We took Thermopylae at our leisure, passing out from Lamia over the Spercheios on the bridge of Alamana, at which Diakos, famous in ballad, resisted with a small band a Turkish army, until he was at last captured and taken to Lamia to be impaled…
It may be taken as a well-known fact that the Spercheios has since the time of Herodotus made so large an alluvial deposit around its mouth that, if he himself should return to earth, he would hardly recognize the spot which he has described so minutely. The western horn, which in his time came down so near to the gulf as to leave space for a single carriage-road only, is now separated from it by more than a mile of plain. Each visit to Thermopyla has, however, deepened my conviction that Herodotus exaggerated the impregnability of this pass. The mountain spur which formed it did not rise so abruptly from the sea as to form an impassable barrier to the advance of a determined antagonist. It is of course difficult ground to operate on, but certainly not impossible.
The other narrow place, nearly two miles to the east of this, is still more open, a fact that is to be emphasized, because many topographers, including Colonel Leake, hold that the battle actually took place there, as the great battle between the Romans and Antiochos certainly did. This eastern pass is, to be sure, no place where “a thousand may well be stopt by three,” and there can not have taken place any great transformation here since classical times, inasmuch as this region is practically out of reach of the Spercheios, and the deposit from the hot sulfur streams, which has so broadened the theater-shaped area enclosed by the two horns, can hardly have contributed to changing the shape of the eastern horn itself.
Artificial fortification was always needed here; but it is very uncertain whether any of the stones that still remain can be claimed as parts of such fortification.
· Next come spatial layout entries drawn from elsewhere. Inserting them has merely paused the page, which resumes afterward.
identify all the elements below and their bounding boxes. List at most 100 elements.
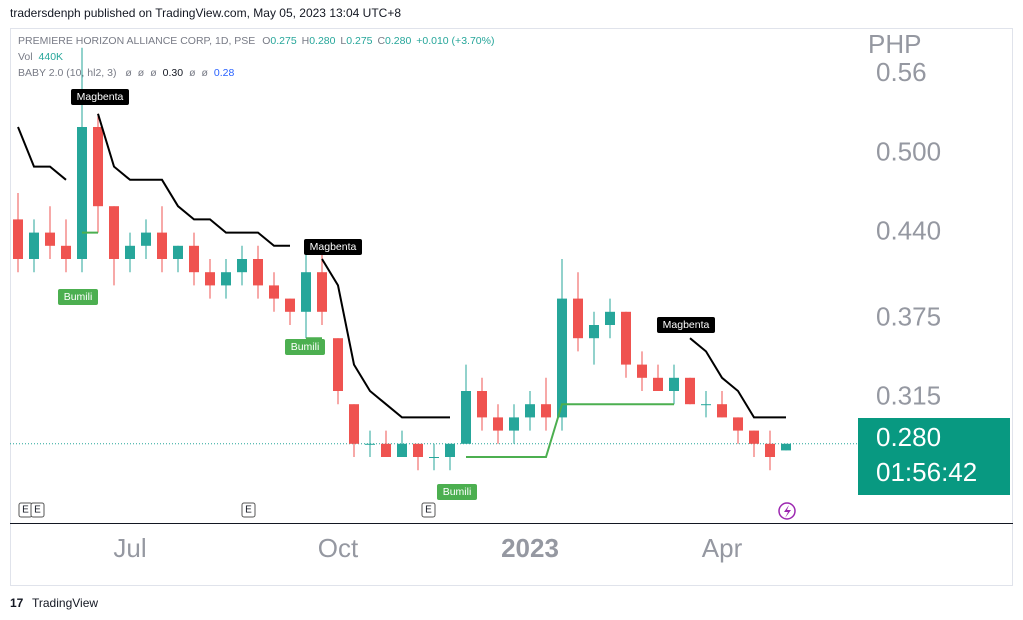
candle-body — [493, 417, 503, 431]
candle-body — [509, 417, 519, 431]
indicator-line — [17, 113, 786, 419]
candle-body — [397, 443, 407, 457]
ohlc-value: 0.275 — [270, 35, 296, 47]
volume-line: Vol 440K — [18, 51, 63, 63]
candle-body — [221, 272, 231, 286]
candle-body — [333, 338, 343, 391]
event-marker — [421, 502, 436, 518]
y-tick-label: 0.440 — [876, 215, 941, 245]
signal-label: Magbenta — [310, 241, 357, 253]
candle-body — [349, 404, 359, 444]
flash-glyph — [784, 505, 791, 518]
candle-body — [125, 245, 135, 259]
y-tick-label: 0.56 — [876, 57, 927, 87]
indicator-value: ø — [125, 67, 132, 79]
signal-box — [304, 239, 362, 255]
candle-body — [45, 232, 55, 246]
ohlc-label: C — [377, 35, 385, 47]
candle-body — [589, 325, 599, 339]
candle-body — [717, 404, 727, 418]
publish-header: tradersdenph published on TradingView.co… — [10, 6, 401, 20]
signal-box — [71, 89, 129, 105]
candle-body — [13, 219, 23, 259]
signal-label: Bumili — [443, 486, 472, 498]
signal-label: Bumili — [291, 341, 320, 353]
signal-box — [58, 289, 98, 305]
x-tick-label: Oct — [318, 533, 359, 563]
candle-body — [157, 232, 167, 259]
last-price-box — [858, 418, 1010, 495]
ohlc-value: 0.275 — [346, 35, 372, 47]
candle-body — [669, 377, 679, 391]
indicator-line: BABY 2.0 (10, hl2, 3) ø ø ø 0.30 ø ø 0.28 — [18, 67, 235, 79]
x-tick-label: 2023 — [501, 533, 559, 563]
candle-body — [429, 457, 439, 458]
candle-body — [285, 298, 295, 312]
candle-body — [269, 285, 279, 299]
event-label: E — [245, 505, 252, 516]
candle-body — [653, 377, 663, 391]
footer-logo: 17 TradingView — [10, 596, 98, 610]
signal-box — [285, 339, 325, 355]
plot — [10, 47, 858, 471]
candle-body — [205, 272, 215, 286]
y-tick-label: 0.500 — [876, 136, 941, 166]
candle-body — [749, 430, 759, 444]
ohlc-value: 0.280 — [309, 35, 335, 47]
ohlc-label: H — [302, 35, 310, 47]
candle-body — [109, 206, 119, 259]
candle-body — [253, 259, 263, 286]
currency: PHP — [868, 29, 921, 59]
event-marker — [241, 502, 256, 518]
footer-text: TradingView — [32, 596, 98, 610]
signal-label: Bumili — [64, 291, 93, 303]
ohlc-label: O — [262, 35, 270, 47]
candle-body — [381, 443, 391, 457]
candle-body — [621, 311, 631, 365]
event-marker — [30, 502, 45, 518]
candle-body — [173, 245, 183, 259]
candle-body — [541, 404, 551, 418]
event-label: E — [425, 505, 432, 516]
indicator-value: 0.30 — [163, 67, 184, 79]
candle-body — [365, 443, 375, 445]
logo-mark: 17 — [10, 596, 24, 610]
candle-body — [573, 298, 583, 339]
signal-box — [657, 317, 715, 333]
candle-body — [605, 311, 615, 325]
event-label: E — [22, 505, 29, 516]
indicator-value: ø — [150, 67, 157, 79]
indicator-value: 0.28 — [214, 67, 235, 79]
candle-body — [29, 232, 39, 259]
candle-body — [77, 127, 87, 259]
candle-body — [557, 298, 567, 418]
candle-body — [781, 443, 791, 451]
candle-body — [93, 127, 103, 207]
change: +0.010 (+3.70%) — [416, 35, 494, 47]
candle-body — [765, 443, 775, 457]
candle-body — [733, 417, 743, 431]
x-tick-label: Apr — [702, 533, 743, 563]
indicator-name: BABY 2.0 (10, hl2, 3) — [18, 67, 116, 79]
ohlc-value: 0.280 — [385, 35, 411, 47]
signal-label: Magbenta — [663, 319, 710, 331]
candle-body — [525, 404, 535, 418]
candle-body — [301, 272, 311, 312]
candle-body — [141, 232, 151, 246]
last-price-label: 0.280 — [876, 422, 941, 452]
chart-frame — [10, 28, 1013, 586]
indicator-value: ø — [189, 67, 196, 79]
ohlc-label: L — [340, 35, 346, 47]
candle-body — [685, 377, 695, 405]
candle-body — [317, 272, 327, 312]
symbol: PREMIERE HORIZON ALLIANCE CORP, 1D, PSE — [18, 35, 255, 47]
countdown: 01:56:42 — [876, 457, 977, 487]
candle-body — [445, 443, 455, 457]
candle-body — [413, 443, 423, 457]
indicator-value: ø — [202, 67, 209, 79]
indicator-value: ø — [138, 67, 145, 79]
signal-box — [437, 484, 477, 500]
candle-body — [461, 391, 471, 444]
It is a fine position for an inferior force to choose for defense against a superior one; but while it can not be declared with absolute certainty that this is not the place where the fighting took place, yet the western pass fits better the description of Herodotus. Besides this, if the western pass had been abandoned to the Persians at the out-set the fact would have been worth mentioning.
As to the heroic deed itself, the view that Leonidas threw away his own life and that of the four thousand, that it was magnificent but not strategy, not war, does not take into ac-count the fact that Sparta had for nearly half a century been looked to as the military leader of Greece. It was audacious in the Athenians to fight the battle of Marathon without them, and they did so only because the Spartans did not come at their call. Sparta had not come to Thermopylae in force, it is true; but her king was there with three hundred of her best men. Only by staying and fighting could he show that Sparta held by right the place she had won. It had to be done. “So the glory of Sparta was not blotted out.”
One may have read, and read often,, the description of the battle in the school-room, but he reads it with different eyes on the spot, when he can look up at the hillock crowned with a ruined cavalry barrack just inside the western pass and say to himself : “Here on this hill they fought their last fight and fell to the last man. Here once stood the monuments to Leonidas, to the three hundred, and to the four thousand.”
The very monuments have crumbled to dust, but the great deed lives on. We rode back to Larnia under the spell of it. It was as if we had been in church and been held by a great preacher who knows how to touch the deepest chords of the heart. Euboea was already dark blue, while the sky above it was shaded from pink to purple. Tymphrestos in the west was bathed in the light of the sun that had gone down behind it. The whole surrounding was most stirring, and there was ever sounding in our hearts that deep bass note: “What they did here.”